With regards to using AI to aid creative, strong brand and visual guidelines are required to ensure that the vision of the brand does not get lost in the prompting phase.
“When creating using AI you almost have three brains involved,” Beltramo says.
“The brain of the campaign creator, the brain of the person executing or prompting, and then AI’s brain. If you say, ‘create a picture of a dog’, each three of those brains are going to imagine a different dog.”
Bridgewater echoes this sentiment, admitting that AI-assisted outputs must be rigorously reviewed.
“Retailers have to protect brand voice, provenance, and technical accuracy, especially under strict appellation rules,” she says.

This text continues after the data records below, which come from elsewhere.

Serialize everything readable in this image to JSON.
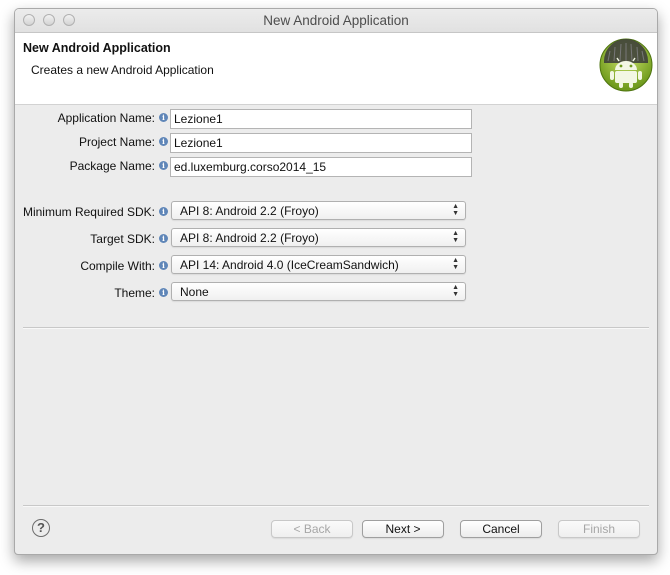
{
  "window": {
    "title": "New Android Application"
  },
  "header": {
    "title": "New Android Application",
    "subtitle": "Creates a new Android Application"
  },
  "info_glyph": "i",
  "form": {
    "application_name": {
      "label": "Application Name:",
      "value": "Lezione1"
    },
    "project_name": {
      "label": "Project Name:",
      "value": "Lezione1"
    },
    "package_name": {
      "label": "Package Name:",
      "value": "ed.luxemburg.corso2014_15"
    },
    "min_sdk": {
      "label": "Minimum Required SDK:",
      "value": "API 8: Android 2.2 (Froyo)"
    },
    "target_sdk": {
      "label": "Target SDK:",
      "value": "API 8: Android 2.2 (Froyo)"
    },
    "compile_with": {
      "label": "Compile With:",
      "value": "API 14: Android 4.0 (IceCreamSandwich)"
    },
    "theme": {
      "label": "Theme:",
      "value": "None"
    }
  },
  "footer": {
    "help": "?",
    "back": "< Back",
    "next": "Next >",
    "cancel": "Cancel",
    "finish": "Finish"
  },
  "colors": {
    "window_bg": "#ececec",
    "android_green": "#a4c639",
    "info_blue": "#5f86b8"
  },
  "icons": {
    "window_controls": [
      "close-icon",
      "minimize-icon",
      "zoom-icon"
    ],
    "logo": "android-logo-icon",
    "info": "info-icon",
    "select": "chevron-up-down-icon",
    "help": "help-icon"
  }
}
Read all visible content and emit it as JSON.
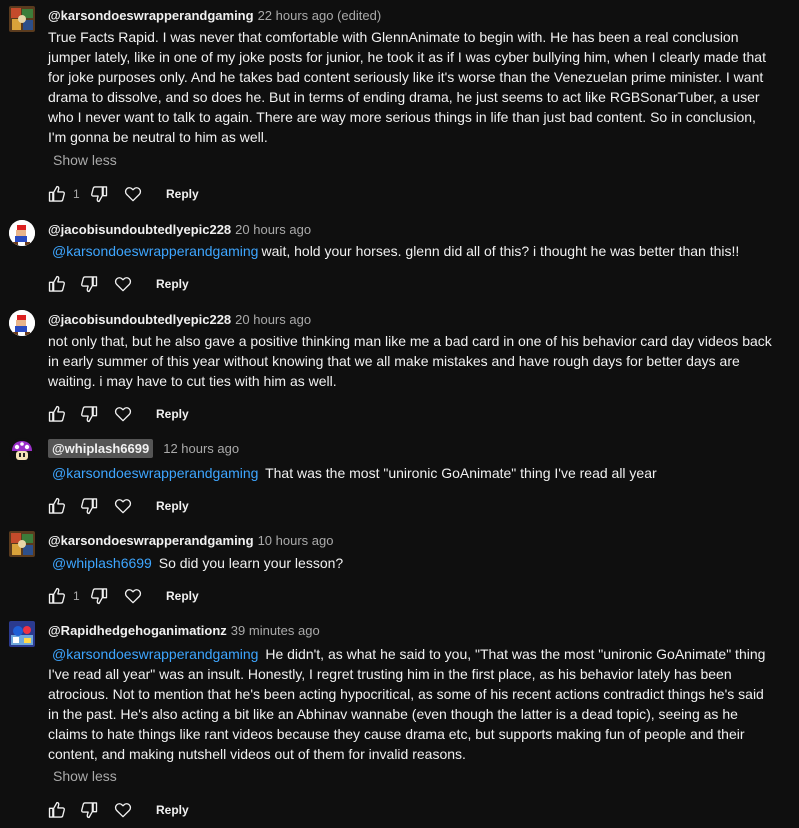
{
  "comments": [
    {
      "author": "@karsondoeswrapperandgaming",
      "time": "22 hours ago (edited)",
      "mention": "",
      "text": "True Facts Rapid. I was never that comfortable with GlennAnimate to begin with. He has been a real conclusion jumper lately, like in one of my joke posts for junior, he took it as if I was cyber bullying him, when I clearly made that for joke purposes only. And he takes bad content seriously like it's worse than the Venezuelan prime minister. I want drama to dissolve, and so does he. But in terms of ending drama, he just seems to act like RGBSonarTuber, a user who I never want to talk to again. There are way more serious things in life than just bad content. So in conclusion, I'm gonna be neutral to him as well.",
      "show_less": "Show less",
      "likes": "1",
      "reply": "Reply"
    },
    {
      "author": "@jacobisundoubtedlyepic228",
      "time": "20 hours ago",
      "mention": "@karsondoeswrapperandgaming",
      "text": "wait, hold your horses. glenn did all of this? i thought he was better than this!!",
      "likes": "",
      "reply": "Reply"
    },
    {
      "author": "@jacobisundoubtedlyepic228",
      "time": "20 hours ago",
      "mention": "",
      "text": "not only that, but he also gave a positive thinking man like me a bad card in one of his behavior card day videos back in early summer of this year without knowing that we all make mistakes and have rough days for better days are waiting. i may have to cut ties with him as well.",
      "likes": "",
      "reply": "Reply"
    },
    {
      "author": "@whiplash6699",
      "time": "12 hours ago",
      "mention": "@karsondoeswrapperandgaming",
      "text": "That was the most \"unironic GoAnimate\" thing I've read all year",
      "likes": "",
      "reply": "Reply"
    },
    {
      "author": "@karsondoeswrapperandgaming",
      "time": "10 hours ago",
      "mention": "@whiplash6699",
      "text": "So did you learn your lesson?",
      "likes": "1",
      "reply": "Reply"
    },
    {
      "author": "@Rapidhedgehoganimationz",
      "time": "39 minutes ago",
      "mention": "@karsondoeswrapperandgaming",
      "text": "He didn't, as what he said to you, \"That was the most \"unironic GoAnimate\" thing I've read all year\" was an insult. Honestly, I regret trusting him in the first place, as his behavior lately has been atrocious. Not to mention that he's been acting hypocritical, as some of his recent actions contradict things he's said in the past. He's also acting a bit like an Abhinav wannabe (even though the latter is a dead topic), seeing as he claims to hate things like rant videos because they cause drama etc, but supports making fun of people and their content, and making nutshell videos out of them for invalid reasons.",
      "show_less": "Show less",
      "likes": "",
      "reply": "Reply"
    }
  ],
  "colors": {
    "background": "#0f0f0f",
    "mention": "#3ea6ff",
    "secondary_text": "#aaaaaa"
  },
  "icons": {
    "like": "thumb-up-icon",
    "dislike": "thumb-down-icon",
    "heart": "heart-icon"
  }
}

“With regards to branding and copywriting, AI doesn’t always deliver, fully automated tasting notes often lack personality and sense of place.”
Human oversight is paramount, agrees McMahon, as AI systems do not guarantee 100% accuracy. Automation should be reserved for flagging issues as opposed to being responsible for judgment calls.
“Despite the hype, it’s still early days for AI in retail and new problems and failures will arise as the technologies scale,” he adds.
“AI is the hammer, not the blacksmith. Human oversight of AI automation will mitigate blind spots and help maximise its benefits, and this should ultimately be reflected in shopper feedback and the retailer’s bottom line.
Lessons learnt along the way
At One Retail Group, Beltramo is clear that his team is still learning how to work with AI and where it can add the most value. He likens AI to being the coach or assistant to a sprinter, not the sprinter itself.
“The marketer in this situation is the runner,” Beltramo adds.
“I would always recommend that you as a marketer still have to do the actual hard work in order to get AI to take your work to the next level. It will get you that much further, that much quicker, but you still need to put in the work.”
Similarly, for Bridgewater the lesson is clear: AI works best as a trusted assistant.
“Start with bottlenecks, prioritise small wins, keep humans in the loop, and track outcomes rigorously,” she says.
“The retailers we work with that are embedding AI across content, data, decision-making and customer experience are already turning experimentation into a tangible competitive advantage.”